Page 27 of Better as It

She gives me the all-knowing look, the one her mother is a master at giving all of us as kids. “I know you find peace in solitude but this is huge. You sure?”

I hesitate. Then nod. “Yeah. I just... I need to think.”

She hugs me—tight, grounding me—and whispers, “You’re not alone in this.”

Logically, I know this. But emotionally, I don’t know how to do this. Maritza knowing me well, leaves with a gentle hug.

I pace the condo for almost an hour, talking to my dog like she’s going to fix everything. “How did this happen?” I ask Skye. She tilts her head.

“You know how,” I answer myself bitterly. “But still. I was careful. Mostly.”

The word echoes. Mostly.

It could be Benji’s. My cycle has been off since losing him. Or because I wanted to be a whore in the midst of my grief, it could be Justin's.

The thought makes me sit on the floor, arms around my knees, back pressed against the cabinet beneath the sink. I don’t cry. Not yet. I think I’m too scared to cry.

Instead, I grab my phone and text Toon.

Can you come get me?

The reply is fast.

Where to?

I can’t talk. I just... need to feel.

Another pause.Be outside in 10.

The wind slaps against my skin like a baptism. Like always Justin doesn’t ask questions. He simply passes me the helmet, waits while I climb on the back of his bike, then revs the engine and pulls away.

I press my forehead to his back, gripping his cut tight between my fingers like it’s the only thing tethering me to earth.

We ride.

Through town. Out past the city limits. Down roads flanked by fields and nothing at all.

The engine roars. The world blurs. And for a little while, I’m not pregnant. I’m not broken. I’m not anyone except the girl holding on to someone who makes it easier to breathe.

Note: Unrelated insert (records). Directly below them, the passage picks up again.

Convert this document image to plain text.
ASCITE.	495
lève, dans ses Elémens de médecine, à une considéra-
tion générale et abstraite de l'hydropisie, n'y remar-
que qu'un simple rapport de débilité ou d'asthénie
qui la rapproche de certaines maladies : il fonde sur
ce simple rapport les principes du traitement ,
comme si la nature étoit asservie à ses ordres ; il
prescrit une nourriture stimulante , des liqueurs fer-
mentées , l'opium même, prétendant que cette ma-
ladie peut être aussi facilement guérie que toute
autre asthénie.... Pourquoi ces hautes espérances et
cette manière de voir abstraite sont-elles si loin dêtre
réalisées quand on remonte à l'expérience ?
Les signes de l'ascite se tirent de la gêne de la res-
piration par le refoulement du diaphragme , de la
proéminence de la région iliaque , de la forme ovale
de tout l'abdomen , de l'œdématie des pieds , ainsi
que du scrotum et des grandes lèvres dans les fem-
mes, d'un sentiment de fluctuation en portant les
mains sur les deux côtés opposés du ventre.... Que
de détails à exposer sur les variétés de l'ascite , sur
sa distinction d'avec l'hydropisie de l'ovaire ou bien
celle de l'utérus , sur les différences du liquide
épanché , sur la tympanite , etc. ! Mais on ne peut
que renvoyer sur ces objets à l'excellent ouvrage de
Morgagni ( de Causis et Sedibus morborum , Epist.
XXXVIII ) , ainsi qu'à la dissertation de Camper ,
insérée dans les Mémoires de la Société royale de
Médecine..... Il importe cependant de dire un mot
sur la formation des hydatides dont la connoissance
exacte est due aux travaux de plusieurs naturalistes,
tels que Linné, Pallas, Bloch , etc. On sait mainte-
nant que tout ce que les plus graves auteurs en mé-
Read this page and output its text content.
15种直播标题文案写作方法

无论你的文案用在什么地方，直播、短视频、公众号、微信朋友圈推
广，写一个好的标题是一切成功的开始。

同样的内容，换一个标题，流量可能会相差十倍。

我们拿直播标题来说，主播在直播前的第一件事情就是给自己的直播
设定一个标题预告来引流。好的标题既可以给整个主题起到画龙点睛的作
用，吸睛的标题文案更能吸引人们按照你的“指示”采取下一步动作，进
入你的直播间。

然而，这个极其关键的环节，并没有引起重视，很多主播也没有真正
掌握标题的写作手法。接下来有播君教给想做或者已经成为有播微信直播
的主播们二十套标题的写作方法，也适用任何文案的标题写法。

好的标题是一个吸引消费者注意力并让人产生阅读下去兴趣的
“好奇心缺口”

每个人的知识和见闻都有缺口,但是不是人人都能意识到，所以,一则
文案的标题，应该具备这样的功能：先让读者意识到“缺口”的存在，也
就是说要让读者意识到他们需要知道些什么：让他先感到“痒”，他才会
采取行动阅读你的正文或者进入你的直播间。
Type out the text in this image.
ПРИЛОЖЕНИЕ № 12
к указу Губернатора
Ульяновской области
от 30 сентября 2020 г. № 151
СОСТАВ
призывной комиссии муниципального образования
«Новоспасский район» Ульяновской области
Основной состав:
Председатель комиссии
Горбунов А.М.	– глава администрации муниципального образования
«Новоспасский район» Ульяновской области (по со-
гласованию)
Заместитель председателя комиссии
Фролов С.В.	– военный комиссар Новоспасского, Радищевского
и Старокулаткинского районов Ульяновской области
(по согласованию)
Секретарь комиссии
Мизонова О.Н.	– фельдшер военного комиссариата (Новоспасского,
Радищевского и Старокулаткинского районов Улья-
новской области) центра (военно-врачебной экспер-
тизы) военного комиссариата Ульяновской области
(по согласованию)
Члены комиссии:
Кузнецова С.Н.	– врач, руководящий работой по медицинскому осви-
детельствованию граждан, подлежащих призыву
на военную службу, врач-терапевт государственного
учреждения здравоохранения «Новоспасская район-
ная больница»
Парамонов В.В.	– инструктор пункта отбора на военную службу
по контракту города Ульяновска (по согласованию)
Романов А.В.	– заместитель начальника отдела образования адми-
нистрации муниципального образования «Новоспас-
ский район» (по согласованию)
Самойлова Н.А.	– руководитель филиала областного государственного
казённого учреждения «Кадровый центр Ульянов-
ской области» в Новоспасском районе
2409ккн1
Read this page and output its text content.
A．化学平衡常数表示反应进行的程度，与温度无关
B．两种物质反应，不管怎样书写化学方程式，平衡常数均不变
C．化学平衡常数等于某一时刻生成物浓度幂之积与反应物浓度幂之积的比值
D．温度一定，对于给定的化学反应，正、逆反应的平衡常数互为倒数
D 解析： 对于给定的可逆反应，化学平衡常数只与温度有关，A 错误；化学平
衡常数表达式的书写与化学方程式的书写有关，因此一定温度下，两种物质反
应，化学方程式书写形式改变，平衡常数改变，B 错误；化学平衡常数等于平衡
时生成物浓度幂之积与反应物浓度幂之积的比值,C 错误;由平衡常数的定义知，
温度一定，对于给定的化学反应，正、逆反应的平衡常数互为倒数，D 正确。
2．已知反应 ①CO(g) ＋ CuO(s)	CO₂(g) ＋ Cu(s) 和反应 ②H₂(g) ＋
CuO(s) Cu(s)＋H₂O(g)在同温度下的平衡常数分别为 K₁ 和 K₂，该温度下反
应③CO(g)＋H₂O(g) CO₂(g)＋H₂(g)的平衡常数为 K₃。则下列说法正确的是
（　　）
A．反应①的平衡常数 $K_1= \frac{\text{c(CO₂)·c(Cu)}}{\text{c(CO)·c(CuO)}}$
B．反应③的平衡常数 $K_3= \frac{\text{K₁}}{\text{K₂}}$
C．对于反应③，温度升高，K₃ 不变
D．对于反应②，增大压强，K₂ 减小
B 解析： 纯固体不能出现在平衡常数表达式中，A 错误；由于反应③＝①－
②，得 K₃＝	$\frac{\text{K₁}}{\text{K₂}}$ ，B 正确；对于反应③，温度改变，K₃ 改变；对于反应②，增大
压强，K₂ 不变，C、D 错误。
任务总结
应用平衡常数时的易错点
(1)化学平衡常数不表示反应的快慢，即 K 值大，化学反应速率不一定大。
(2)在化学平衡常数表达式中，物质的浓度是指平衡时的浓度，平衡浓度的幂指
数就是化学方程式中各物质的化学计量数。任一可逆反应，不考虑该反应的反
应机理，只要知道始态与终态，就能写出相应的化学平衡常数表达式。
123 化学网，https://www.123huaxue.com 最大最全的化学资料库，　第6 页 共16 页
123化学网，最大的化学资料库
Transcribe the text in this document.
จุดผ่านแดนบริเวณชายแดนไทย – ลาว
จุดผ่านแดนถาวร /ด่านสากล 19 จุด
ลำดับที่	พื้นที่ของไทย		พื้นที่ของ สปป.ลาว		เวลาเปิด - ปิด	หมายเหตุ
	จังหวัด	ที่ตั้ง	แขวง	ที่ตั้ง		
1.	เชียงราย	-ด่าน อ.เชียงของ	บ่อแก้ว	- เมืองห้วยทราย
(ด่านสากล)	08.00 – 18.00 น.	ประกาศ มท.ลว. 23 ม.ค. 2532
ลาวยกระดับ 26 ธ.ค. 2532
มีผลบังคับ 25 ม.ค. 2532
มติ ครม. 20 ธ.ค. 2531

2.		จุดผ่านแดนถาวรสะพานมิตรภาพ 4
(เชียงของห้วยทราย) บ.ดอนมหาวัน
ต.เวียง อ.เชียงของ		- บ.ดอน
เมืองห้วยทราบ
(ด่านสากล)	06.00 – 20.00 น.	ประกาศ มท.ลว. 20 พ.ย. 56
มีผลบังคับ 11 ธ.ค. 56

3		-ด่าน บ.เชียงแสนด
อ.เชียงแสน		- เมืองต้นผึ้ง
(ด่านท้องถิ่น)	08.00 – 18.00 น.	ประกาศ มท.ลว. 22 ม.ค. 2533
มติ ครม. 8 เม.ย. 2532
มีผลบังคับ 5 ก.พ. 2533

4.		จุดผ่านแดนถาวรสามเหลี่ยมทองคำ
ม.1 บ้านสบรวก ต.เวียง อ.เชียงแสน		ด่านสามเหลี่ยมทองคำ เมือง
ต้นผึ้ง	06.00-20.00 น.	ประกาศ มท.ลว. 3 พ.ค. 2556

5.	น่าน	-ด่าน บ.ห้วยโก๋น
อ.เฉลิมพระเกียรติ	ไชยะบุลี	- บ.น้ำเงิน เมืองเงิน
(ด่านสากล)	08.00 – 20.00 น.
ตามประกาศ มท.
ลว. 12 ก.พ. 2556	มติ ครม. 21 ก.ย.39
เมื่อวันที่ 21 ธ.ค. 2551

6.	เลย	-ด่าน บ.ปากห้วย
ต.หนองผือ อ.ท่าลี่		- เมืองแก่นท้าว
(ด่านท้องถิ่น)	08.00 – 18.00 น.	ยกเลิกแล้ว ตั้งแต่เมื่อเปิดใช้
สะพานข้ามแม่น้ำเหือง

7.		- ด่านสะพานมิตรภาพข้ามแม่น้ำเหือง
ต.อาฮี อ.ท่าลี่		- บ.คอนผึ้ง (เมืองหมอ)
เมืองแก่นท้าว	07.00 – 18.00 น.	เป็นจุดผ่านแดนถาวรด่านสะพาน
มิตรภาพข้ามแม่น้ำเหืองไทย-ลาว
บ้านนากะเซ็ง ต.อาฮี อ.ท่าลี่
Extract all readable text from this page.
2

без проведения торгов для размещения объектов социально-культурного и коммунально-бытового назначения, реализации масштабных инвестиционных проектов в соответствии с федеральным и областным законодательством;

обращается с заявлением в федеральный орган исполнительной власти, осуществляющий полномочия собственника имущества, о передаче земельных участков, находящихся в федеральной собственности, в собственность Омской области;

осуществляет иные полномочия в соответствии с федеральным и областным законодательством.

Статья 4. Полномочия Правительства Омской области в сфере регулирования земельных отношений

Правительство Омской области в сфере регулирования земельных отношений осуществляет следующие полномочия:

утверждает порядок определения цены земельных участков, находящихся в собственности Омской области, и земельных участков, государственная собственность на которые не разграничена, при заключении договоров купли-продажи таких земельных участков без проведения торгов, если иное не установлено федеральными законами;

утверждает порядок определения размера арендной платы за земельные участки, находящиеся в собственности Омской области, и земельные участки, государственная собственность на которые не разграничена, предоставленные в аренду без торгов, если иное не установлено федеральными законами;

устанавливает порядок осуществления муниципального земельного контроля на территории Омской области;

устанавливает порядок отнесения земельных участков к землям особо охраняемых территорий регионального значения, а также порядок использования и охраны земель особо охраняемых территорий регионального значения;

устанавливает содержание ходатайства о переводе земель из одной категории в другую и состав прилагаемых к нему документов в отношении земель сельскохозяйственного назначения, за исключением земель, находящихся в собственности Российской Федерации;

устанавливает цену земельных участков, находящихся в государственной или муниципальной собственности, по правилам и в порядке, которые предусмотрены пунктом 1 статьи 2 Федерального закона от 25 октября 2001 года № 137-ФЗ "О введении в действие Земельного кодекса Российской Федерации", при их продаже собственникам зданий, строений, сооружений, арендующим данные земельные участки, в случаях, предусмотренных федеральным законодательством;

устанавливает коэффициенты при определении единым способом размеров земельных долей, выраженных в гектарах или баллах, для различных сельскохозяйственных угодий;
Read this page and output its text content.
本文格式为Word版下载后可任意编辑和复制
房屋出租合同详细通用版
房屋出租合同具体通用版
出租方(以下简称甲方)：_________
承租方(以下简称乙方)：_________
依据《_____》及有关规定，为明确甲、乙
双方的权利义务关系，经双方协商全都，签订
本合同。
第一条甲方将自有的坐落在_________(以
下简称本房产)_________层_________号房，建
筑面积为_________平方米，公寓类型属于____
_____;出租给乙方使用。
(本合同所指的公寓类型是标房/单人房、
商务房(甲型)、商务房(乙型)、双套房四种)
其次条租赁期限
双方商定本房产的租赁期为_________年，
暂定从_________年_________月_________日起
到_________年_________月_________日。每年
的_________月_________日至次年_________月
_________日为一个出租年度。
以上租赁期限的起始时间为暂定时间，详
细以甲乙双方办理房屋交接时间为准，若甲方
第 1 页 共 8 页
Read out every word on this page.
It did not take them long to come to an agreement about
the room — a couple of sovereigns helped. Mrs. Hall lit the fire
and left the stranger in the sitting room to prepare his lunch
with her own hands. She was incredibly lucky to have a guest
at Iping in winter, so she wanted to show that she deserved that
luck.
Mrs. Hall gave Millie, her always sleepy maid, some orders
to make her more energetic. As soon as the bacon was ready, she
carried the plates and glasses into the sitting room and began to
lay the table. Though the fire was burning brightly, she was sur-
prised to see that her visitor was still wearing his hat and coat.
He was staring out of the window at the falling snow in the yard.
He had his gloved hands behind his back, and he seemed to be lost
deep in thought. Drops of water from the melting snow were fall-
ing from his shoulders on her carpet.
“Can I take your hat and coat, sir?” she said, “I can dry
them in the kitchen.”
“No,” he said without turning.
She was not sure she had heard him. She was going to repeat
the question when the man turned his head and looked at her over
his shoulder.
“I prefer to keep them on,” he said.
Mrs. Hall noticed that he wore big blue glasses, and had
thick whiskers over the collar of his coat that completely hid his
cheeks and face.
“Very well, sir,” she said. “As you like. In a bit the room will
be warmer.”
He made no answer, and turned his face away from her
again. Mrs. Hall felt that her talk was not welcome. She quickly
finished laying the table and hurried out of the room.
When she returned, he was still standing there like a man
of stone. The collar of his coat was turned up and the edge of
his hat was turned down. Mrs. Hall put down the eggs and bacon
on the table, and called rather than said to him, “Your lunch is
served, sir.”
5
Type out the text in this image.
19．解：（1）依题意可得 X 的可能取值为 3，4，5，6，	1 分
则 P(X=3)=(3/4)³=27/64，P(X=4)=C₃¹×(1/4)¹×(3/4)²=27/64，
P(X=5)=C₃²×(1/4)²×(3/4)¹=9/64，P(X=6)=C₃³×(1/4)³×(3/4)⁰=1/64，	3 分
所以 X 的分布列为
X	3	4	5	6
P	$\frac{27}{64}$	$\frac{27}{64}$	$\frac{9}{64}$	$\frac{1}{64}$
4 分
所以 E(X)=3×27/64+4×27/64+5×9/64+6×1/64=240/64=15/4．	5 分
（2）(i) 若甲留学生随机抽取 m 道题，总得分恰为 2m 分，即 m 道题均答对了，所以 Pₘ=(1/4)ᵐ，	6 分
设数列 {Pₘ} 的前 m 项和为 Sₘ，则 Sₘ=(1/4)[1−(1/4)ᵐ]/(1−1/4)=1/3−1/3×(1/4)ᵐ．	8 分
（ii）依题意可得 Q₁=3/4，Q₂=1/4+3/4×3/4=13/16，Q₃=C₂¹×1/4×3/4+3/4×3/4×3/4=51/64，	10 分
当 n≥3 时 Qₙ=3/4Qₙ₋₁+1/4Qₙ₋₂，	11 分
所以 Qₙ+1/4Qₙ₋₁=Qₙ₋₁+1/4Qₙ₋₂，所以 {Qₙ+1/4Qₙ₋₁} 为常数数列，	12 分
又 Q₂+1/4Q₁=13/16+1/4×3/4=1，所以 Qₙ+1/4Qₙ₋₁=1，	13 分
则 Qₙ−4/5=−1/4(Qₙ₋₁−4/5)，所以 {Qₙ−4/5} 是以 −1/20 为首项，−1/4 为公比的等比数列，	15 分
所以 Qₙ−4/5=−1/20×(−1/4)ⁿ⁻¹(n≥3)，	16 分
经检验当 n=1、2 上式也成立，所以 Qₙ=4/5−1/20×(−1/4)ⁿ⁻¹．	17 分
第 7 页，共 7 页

After about an hour, he slows and pulls into the gravel lot of a small roadside diner lit by neon and desperation.

He kills the engine. Turns to look at me.

“You hungry?”

I nod. “Starving.”

Inside, it smells like fries and old vinyl booths and something that reminds me of my childhood—maybe grease or grits or comfort.

We order burgers and sweet tea. I pick at the straw wrapper with shaky fingers.

Justin watches me without watching me, that way he always does—quiet, protective, never pushing.

“You ever just feel like the world hit you sideways?” I ask, voice low.

He huffs a quiet laugh. “Once or twice.”

The waitress sets down our plates, and we eat in a silence that’s not heavy, just present.